Governor Olayemi Cardoso told the press in Abuja, the capital, on Tuesday that the monetary policy committee had decided to raise the key rate by 25 basis points, to 27.5%. This increase is less than the median estimate of six economists polled by Bloomberg, who expected a rise of half a

point.

He said that the decision of the 12 members of the MPC was unanimous and that there was “no going back” in the fight against inflation.

“Members reiterated their commitment to price stability, the foundation of a thriving Nigerian economy,” said Cardoso. “We expect better results in the first quarter of 2025.

Nigeria's annual inflation rate soared to 33.9% in October, near its highest level since 1996, fuelled by rising fuel and food prices and by persistent currency weakness, which makes imports more expensive.

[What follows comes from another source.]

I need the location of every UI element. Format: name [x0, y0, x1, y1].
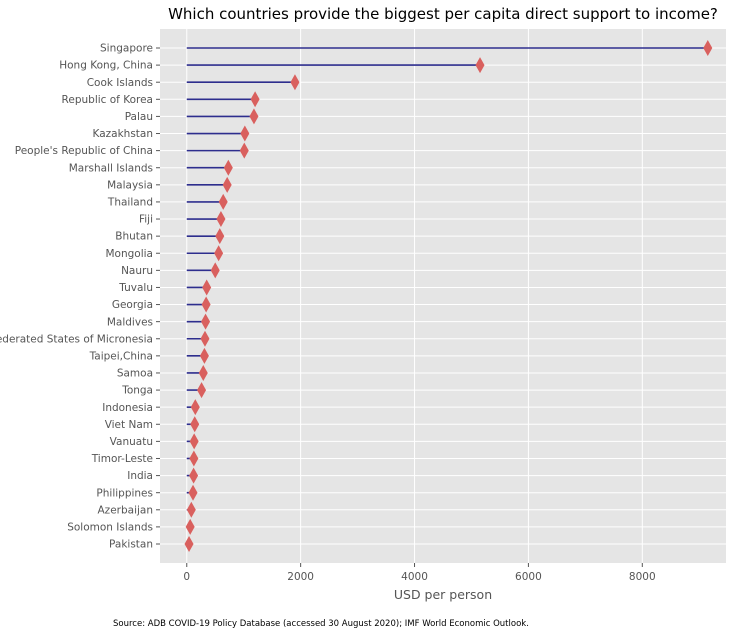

“Governor Cardoso is optimistic that the effects of rising gas prices and the sharp devaluation of the naira on inflation will soon lessen. So we think the monetary tightening cycle is now over,” said David Omojomolo, Africa economist at Capital Economics. “That said, we don't expect interest rates to fall until the second quarter of next year.

The naira depreciated by about 46% against the dollar this year, in part due to an effort to let it float freely after years of being stuck at an artificially high exchange rate.

The unit also suffered from a lack of liquidity, despite efforts by the central bank to provide support by providing rare dollars to the local market to meet domestic demand for American currency.